Gilberto Silva announced himself on a universal stage some nine years ago at the World Cup in South Korea and Japan and forged a successful career in the Premier League with Arsenal, winning the league once and the FA Cup twice. The World Cup winner is no longer available for his country, and Felipe Melo and Ramires have failed to perform anywhere near the standard set by Gilberto, so Sandro may provide the defensive cover Brazil have required in every recent team. This role is not necessarily a new phenomenon but the South American country appear to value its worth highly, and have exported a number of players in this mould, particularly to the Premiership, in recent seasons.
Although Lucas Leiva failed to fulfil his early promise, having signed for Liverpool as Brazil under-20s captain, he has proved a dependable member of the Reds first team and developed effectively over the past 18 months. Ramires similarly found it difficult adapting to life at the summit of the Premier League having signed for Chelsea last summer, but this is his first season in England, and he has shown flashes of quality which will encourage Carlo Ancelotti moving in to the next campaign. Denilson was branded with similar expectations when he signed for Arsenal in 2006 and has also struggled to break in to the Gunners’ first team regularly, but has performed acceptably over the course of his 151 games in English football.

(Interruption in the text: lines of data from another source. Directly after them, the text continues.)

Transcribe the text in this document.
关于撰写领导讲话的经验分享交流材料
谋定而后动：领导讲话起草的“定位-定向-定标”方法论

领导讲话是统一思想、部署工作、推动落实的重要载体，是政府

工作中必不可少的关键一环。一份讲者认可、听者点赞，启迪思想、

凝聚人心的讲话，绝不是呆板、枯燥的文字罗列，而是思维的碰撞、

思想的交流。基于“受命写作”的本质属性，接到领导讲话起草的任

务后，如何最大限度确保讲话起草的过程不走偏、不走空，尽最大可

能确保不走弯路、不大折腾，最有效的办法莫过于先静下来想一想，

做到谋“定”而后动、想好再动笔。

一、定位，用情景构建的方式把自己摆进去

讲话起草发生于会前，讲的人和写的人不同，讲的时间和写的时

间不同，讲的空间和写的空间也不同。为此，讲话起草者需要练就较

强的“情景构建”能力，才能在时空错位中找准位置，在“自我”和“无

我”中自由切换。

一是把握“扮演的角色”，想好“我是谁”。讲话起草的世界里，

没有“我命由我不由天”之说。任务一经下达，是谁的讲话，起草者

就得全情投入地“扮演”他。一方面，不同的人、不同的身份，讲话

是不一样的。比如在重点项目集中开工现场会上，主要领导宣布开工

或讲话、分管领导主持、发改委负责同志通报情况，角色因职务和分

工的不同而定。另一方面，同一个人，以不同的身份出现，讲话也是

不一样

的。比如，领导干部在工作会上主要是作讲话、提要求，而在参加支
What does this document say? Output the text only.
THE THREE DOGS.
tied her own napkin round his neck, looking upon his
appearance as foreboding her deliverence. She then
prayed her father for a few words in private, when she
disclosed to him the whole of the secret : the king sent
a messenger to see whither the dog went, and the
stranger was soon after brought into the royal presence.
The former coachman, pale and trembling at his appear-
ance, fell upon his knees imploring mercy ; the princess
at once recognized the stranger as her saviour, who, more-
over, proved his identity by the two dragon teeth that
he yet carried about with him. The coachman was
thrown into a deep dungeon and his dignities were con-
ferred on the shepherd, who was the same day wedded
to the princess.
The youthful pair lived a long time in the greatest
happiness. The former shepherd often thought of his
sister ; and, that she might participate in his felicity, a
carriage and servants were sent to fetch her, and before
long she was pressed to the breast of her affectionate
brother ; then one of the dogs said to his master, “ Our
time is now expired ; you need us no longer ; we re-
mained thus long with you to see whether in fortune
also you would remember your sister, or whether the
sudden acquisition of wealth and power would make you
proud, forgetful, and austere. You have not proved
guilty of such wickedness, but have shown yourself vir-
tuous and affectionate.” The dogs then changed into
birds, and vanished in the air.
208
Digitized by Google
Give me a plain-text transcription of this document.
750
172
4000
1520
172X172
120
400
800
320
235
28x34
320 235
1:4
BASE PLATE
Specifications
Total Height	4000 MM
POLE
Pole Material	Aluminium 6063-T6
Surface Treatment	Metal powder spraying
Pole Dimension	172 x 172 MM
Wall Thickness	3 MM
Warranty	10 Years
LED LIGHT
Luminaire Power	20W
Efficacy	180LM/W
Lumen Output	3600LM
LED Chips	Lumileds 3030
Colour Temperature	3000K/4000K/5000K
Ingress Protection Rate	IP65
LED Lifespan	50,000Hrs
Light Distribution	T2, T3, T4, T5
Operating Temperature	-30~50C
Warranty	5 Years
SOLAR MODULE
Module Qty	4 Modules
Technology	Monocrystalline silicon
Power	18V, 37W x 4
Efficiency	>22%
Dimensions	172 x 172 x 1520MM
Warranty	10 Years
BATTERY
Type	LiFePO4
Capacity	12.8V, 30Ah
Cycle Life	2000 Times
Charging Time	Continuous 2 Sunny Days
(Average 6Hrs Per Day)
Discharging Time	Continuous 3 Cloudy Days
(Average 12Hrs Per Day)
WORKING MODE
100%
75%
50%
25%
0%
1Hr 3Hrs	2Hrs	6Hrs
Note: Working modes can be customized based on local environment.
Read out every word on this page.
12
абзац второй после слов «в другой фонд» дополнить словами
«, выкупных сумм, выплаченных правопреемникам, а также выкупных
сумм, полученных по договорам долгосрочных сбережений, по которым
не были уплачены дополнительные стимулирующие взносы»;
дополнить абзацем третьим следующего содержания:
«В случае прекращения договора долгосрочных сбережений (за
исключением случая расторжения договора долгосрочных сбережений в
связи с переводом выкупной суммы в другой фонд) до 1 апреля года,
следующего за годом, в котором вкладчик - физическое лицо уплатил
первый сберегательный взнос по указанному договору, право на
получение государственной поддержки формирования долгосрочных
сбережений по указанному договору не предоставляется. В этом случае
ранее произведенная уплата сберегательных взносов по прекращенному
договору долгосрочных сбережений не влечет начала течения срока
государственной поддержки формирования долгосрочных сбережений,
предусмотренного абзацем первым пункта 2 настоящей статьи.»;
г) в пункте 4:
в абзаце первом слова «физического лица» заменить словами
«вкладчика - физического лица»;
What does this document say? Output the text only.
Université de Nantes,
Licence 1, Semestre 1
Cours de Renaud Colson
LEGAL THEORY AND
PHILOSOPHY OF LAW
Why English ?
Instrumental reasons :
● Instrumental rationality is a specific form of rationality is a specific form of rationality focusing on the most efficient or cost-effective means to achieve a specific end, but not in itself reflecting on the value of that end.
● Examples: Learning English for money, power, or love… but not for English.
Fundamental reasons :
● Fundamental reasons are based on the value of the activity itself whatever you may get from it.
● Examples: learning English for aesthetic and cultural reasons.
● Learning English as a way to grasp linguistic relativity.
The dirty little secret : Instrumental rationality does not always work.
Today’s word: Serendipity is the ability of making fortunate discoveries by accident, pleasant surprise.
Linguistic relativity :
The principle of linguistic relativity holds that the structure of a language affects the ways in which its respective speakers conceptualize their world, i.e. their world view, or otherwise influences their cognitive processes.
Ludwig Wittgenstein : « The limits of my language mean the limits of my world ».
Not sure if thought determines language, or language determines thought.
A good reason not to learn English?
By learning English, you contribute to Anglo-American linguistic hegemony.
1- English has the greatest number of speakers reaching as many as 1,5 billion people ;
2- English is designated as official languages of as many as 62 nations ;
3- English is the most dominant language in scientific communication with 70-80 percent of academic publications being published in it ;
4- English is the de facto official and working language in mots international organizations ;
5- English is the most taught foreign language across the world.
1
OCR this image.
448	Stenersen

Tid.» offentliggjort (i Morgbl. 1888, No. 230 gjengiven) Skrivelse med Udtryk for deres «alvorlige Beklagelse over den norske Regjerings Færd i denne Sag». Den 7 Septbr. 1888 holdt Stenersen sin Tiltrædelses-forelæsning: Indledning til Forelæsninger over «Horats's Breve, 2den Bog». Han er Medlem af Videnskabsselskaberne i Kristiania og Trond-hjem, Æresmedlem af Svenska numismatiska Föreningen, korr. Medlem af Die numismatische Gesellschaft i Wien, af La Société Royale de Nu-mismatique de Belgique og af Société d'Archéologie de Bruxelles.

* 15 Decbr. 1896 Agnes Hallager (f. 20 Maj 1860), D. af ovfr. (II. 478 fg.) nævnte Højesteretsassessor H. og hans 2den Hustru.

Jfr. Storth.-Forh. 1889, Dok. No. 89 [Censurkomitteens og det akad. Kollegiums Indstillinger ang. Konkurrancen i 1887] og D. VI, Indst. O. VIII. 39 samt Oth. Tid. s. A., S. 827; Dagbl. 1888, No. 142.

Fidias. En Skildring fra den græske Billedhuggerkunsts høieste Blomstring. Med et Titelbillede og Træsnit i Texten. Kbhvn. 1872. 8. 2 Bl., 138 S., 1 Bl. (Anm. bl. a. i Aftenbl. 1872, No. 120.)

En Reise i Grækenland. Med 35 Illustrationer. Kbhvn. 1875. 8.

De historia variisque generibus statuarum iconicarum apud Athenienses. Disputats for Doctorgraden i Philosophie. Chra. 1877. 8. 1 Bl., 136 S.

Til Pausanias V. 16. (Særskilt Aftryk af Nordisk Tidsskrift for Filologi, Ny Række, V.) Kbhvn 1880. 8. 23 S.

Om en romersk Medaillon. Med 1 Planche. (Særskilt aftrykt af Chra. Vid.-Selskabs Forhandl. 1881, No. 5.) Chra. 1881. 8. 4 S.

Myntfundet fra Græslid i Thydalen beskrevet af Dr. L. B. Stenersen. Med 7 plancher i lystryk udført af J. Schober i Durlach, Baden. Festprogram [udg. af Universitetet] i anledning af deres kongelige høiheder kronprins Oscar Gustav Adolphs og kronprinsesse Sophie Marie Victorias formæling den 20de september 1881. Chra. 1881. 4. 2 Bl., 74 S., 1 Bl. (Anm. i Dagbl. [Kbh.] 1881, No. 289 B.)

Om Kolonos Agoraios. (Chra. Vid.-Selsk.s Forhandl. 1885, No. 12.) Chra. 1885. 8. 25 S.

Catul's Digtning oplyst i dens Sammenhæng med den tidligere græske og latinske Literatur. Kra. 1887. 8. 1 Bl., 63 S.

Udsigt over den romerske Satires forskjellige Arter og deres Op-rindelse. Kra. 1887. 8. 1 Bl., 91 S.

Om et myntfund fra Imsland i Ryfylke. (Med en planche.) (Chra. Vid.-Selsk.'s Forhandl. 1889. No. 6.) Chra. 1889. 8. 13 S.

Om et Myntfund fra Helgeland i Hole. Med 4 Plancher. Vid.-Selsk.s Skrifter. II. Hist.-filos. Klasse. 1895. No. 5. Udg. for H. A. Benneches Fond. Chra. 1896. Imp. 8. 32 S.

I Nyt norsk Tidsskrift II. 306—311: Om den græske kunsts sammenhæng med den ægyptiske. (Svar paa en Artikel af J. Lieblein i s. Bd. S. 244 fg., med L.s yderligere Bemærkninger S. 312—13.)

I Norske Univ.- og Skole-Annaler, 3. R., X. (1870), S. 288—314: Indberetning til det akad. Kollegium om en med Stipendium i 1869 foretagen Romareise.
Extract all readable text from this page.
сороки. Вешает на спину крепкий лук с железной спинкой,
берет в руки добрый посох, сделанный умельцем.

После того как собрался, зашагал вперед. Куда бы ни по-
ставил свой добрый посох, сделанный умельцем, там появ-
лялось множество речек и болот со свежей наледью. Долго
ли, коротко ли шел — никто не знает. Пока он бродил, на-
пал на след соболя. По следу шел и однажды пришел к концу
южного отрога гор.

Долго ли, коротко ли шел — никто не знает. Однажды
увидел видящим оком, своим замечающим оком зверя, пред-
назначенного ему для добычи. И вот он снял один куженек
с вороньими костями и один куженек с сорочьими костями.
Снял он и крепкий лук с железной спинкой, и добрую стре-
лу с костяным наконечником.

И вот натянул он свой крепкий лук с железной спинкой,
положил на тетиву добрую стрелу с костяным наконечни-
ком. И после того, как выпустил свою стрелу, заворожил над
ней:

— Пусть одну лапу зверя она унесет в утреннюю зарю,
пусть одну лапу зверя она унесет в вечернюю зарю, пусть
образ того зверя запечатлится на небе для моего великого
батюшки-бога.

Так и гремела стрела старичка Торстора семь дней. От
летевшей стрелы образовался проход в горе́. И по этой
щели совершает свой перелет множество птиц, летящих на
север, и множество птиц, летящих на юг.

The perception of Brazilian football on the continent is changing, and the five-time World Cup winning nation are producing more defensive-minded players in order to maintain pace with the changing nature of the sport. David Luiz has proved an inspired signing at Stamford Bridge having joined from Benfica in January and epitomises both a solid physical presence and technical ability on the ball. Sandro is beginning to acclimatise to the rigours of the Premiership well, and if he forces his way in to Harry Redknapp’s first-team thoughts for next season, we may be witnessing a Gilberto pretender that can actually deliver.